The U.S. appears poised to remain in the Paris Climate Agreement in name only, after senior members of the Trump administration met on Thursday to decide on the landmark agreement’s fate.
The treaty, which went into effect in November 2016, sets a goal of limiting global warming to “well below” 2 degrees Celsius, or 3.6 degrees Fahrenheit, above preindustrial levels through 2100.
Trump told Reuters on Thursday that he is inclined to stay in the pact, provided the U.S. is “treated fairly” in its obligations. Trump’s eventual decision on what to do about the agreement — which will come to a head in about two weeks — will help determine how much global warming the world will experience during the coming decades.
The U.S. is the world’s second-largest emitter of planet-warming greenhouse gases, such as carbon dioxide and methane, and any changes in the country’s emissions could make other countries think twice about enacting potentially expensive plans to transition to renewable sources of energy, like solar and wind power. However, a rapid transition is what’s needed to avert dangerous climate change effects, from sea level rise to deadly heat waves.
One thing is clear: The Obama-era target of cutting domestic greenhouse gas emissions by 26 to 28 percent below 2005 levels by 2020 is now dead, due to the Trump White House’s infatuation with fossil fuels like coal, oil, and natural gas.

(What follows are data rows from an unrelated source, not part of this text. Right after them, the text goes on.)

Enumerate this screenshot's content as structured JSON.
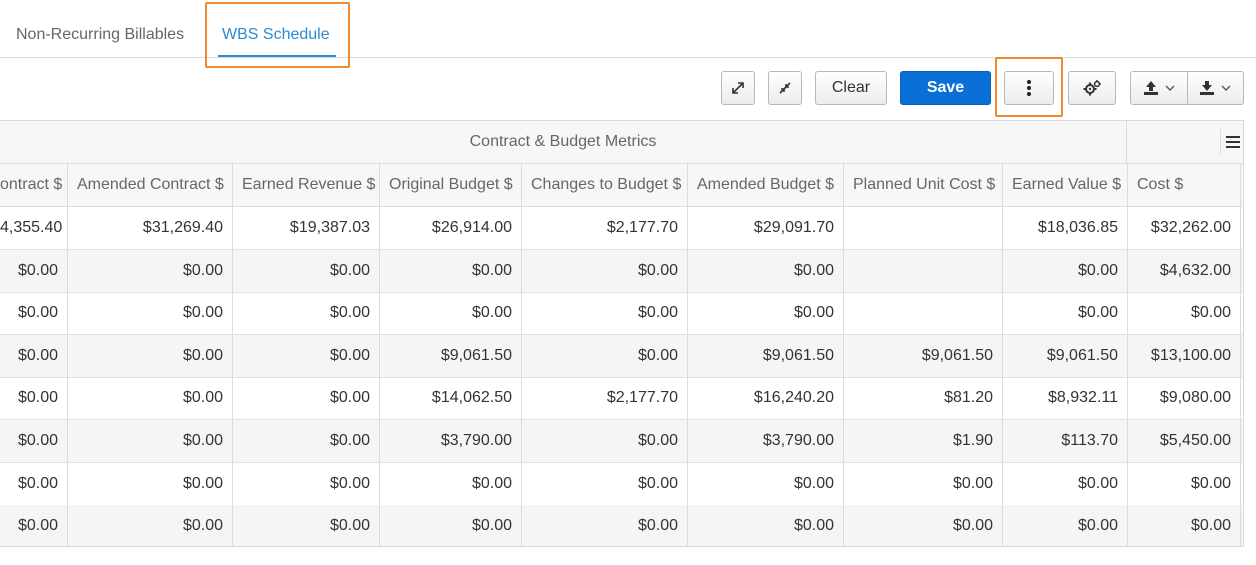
{
  "tabs": [
    {
      "label": "Non-Recurring Billables"
    },
    {
      "label": "WBS Schedule"
    }
  ],
  "toolbar": {
    "expand_icon": "expand-arrows-icon",
    "collapse_icon": "collapse-arrows-icon",
    "clear_label": "Clear",
    "save_label": "Save",
    "more_icon": "vertical-ellipsis-icon",
    "settings_icon": "gears-icon",
    "upload_icon": "upload-icon",
    "download_icon": "download-icon",
    "accent": "#0a6fd6",
    "highlight": "#ee8a2a"
  },
  "grid": {
    "group_title": "Contract & Budget Metrics",
    "menu_icon": "hamburger-menu-icon",
    "columns": [
      "ontract $",
      "Amended Contract $",
      "Earned Revenue $",
      "Original Budget $",
      "Changes to Budget $",
      "Amended Budget $",
      "Planned Unit Cost $",
      "Earned Value $",
      "Cost $"
    ],
    "rows": [
      [
        "4,355.40",
        "$31,269.40",
        "$19,387.03",
        "$26,914.00",
        "$2,177.70",
        "$29,091.70",
        "",
        "$18,036.85",
        "$32,262.00"
      ],
      [
        "$0.00",
        "$0.00",
        "$0.00",
        "$0.00",
        "$0.00",
        "$0.00",
        "",
        "$0.00",
        "$4,632.00"
      ],
      [
        "$0.00",
        "$0.00",
        "$0.00",
        "$0.00",
        "$0.00",
        "$0.00",
        "",
        "$0.00",
        "$0.00"
      ],
      [
        "$0.00",
        "$0.00",
        "$0.00",
        "$9,061.50",
        "$0.00",
        "$9,061.50",
        "$9,061.50",
        "$9,061.50",
        "$13,100.00"
      ],
      [
        "$0.00",
        "$0.00",
        "$0.00",
        "$14,062.50",
        "$2,177.70",
        "$16,240.20",
        "$81.20",
        "$8,932.11",
        "$9,080.00"
      ],
      [
        "$0.00",
        "$0.00",
        "$0.00",
        "$3,790.00",
        "$0.00",
        "$3,790.00",
        "$1.90",
        "$113.70",
        "$5,450.00"
      ],
      [
        "$0.00",
        "$0.00",
        "$0.00",
        "$0.00",
        "$0.00",
        "$0.00",
        "$0.00",
        "$0.00",
        "$0.00"
      ],
      [
        "$0.00",
        "$0.00",
        "$0.00",
        "$0.00",
        "$0.00",
        "$0.00",
        "$0.00",
        "$0.00",
        "$0.00"
      ]
    ]
  }
}
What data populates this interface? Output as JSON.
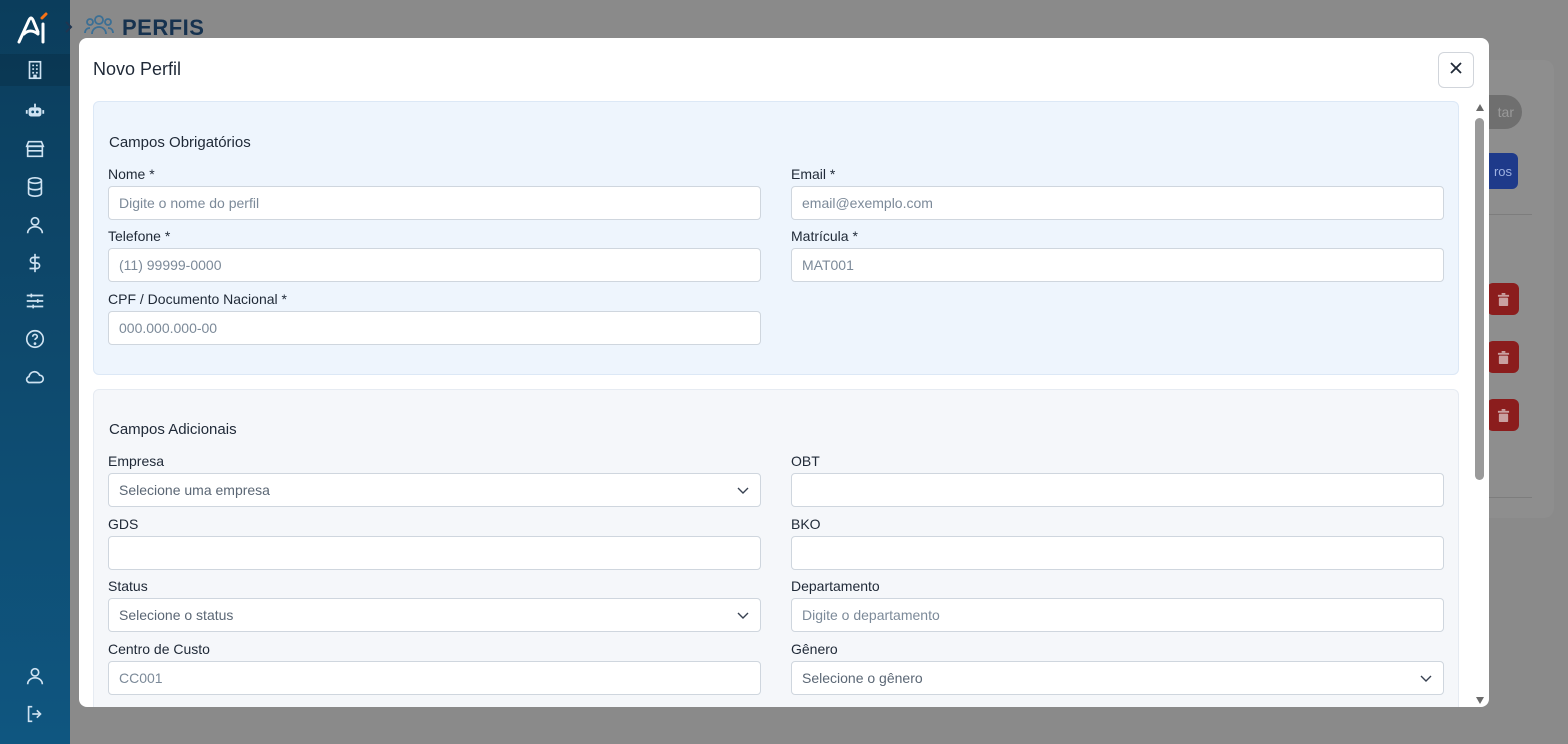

Yet the U.N. agreement contains no mechanism to punish America (or any country, for that matter) for failing to meet its emissions goals or revising them.
The voluntary and non-punitive nature of the agreement was a major reason why it was so successful in getting countries to sign onto it after decades of frustrating climate talks.
In an interview with Reuters, Trump said it is not fair that the U.S. has been paying more to other countries to help them adapt to global warming, while China and other nations are not paying as much.
“It’s not a fair situation because they are paying virtually nothing and we are paying massive amounts of money,” Trump told the news service.
However, under former president Barack Obama, the U.S. gave $1 billion to it to the Green Climate Fund, with the second installment of that money coming just before he left office. Obama had pledged a total of $3 billion to the fund, but that full sum is unlikely to be achieved anytime soon.
Developed nations that emitted the vast majority of global warming pollutants in the first place have pledged at least $100 billion per year collectively in climate aid by the year 2020, but the resources provided so far have fallen far short of this goal.
Trump is wrong in thinking that major developing nations, such as China, are not doing their part to help others to adapt and mitigate global warming. In fact, China has pledged $3.1 billion in climate assistance funding, outdoing the U.S.
While the fate of the Paris Climate Agreement might seem like an arcane international relations matter, it’s success or failure will help determine the fate of our planet and the quality of our lives for decades to come.
The emissions cuts pledged under the agreement are not enough to meet the treaty’s temperature target, meaning that even more ambitious cuts are needed.
However, with the U.S. turning away from ambitious action and more toward a stance of, “we’ll do whatever we want,” it could encourage other nations to do the same. That would yield even more global warming than what is currently projected to take place
If such a knock-on effect takes place, then the planet will warm much more than the 2-degree target, yielding far more damaging climate change consequences, such as sea level rise.
A report released in March by Climate Analytics found that if Trump’s emissions policies, including a planned rollback of Environmental Protection Agency regulations, take place as planned, then the country’s emissions in the year 2025 would be roughly equal to what they are today. This contrasts sharply with the 13 percent cut the U.S. committed to at the Paris talks.
The danger isn’t so much that U.S. emissions would drastically accelerate global warming, but that Trump’s actions would turn into a contagion, ratcheting down worldwide ambition to tackle climate change.
This outcome would have severe consequences.
“If all other countries were to follow the United States in lowering the level of ambition and rolling back action on climate change, the world would warm by around four degrees over this century, a warming rate and level not seen on the planet for 55 million years,” said Bill Hare, CEO of Climate Analytics, in a statement.
In other words, there is a lot more riding on Trump’s ultimate decision than you might think.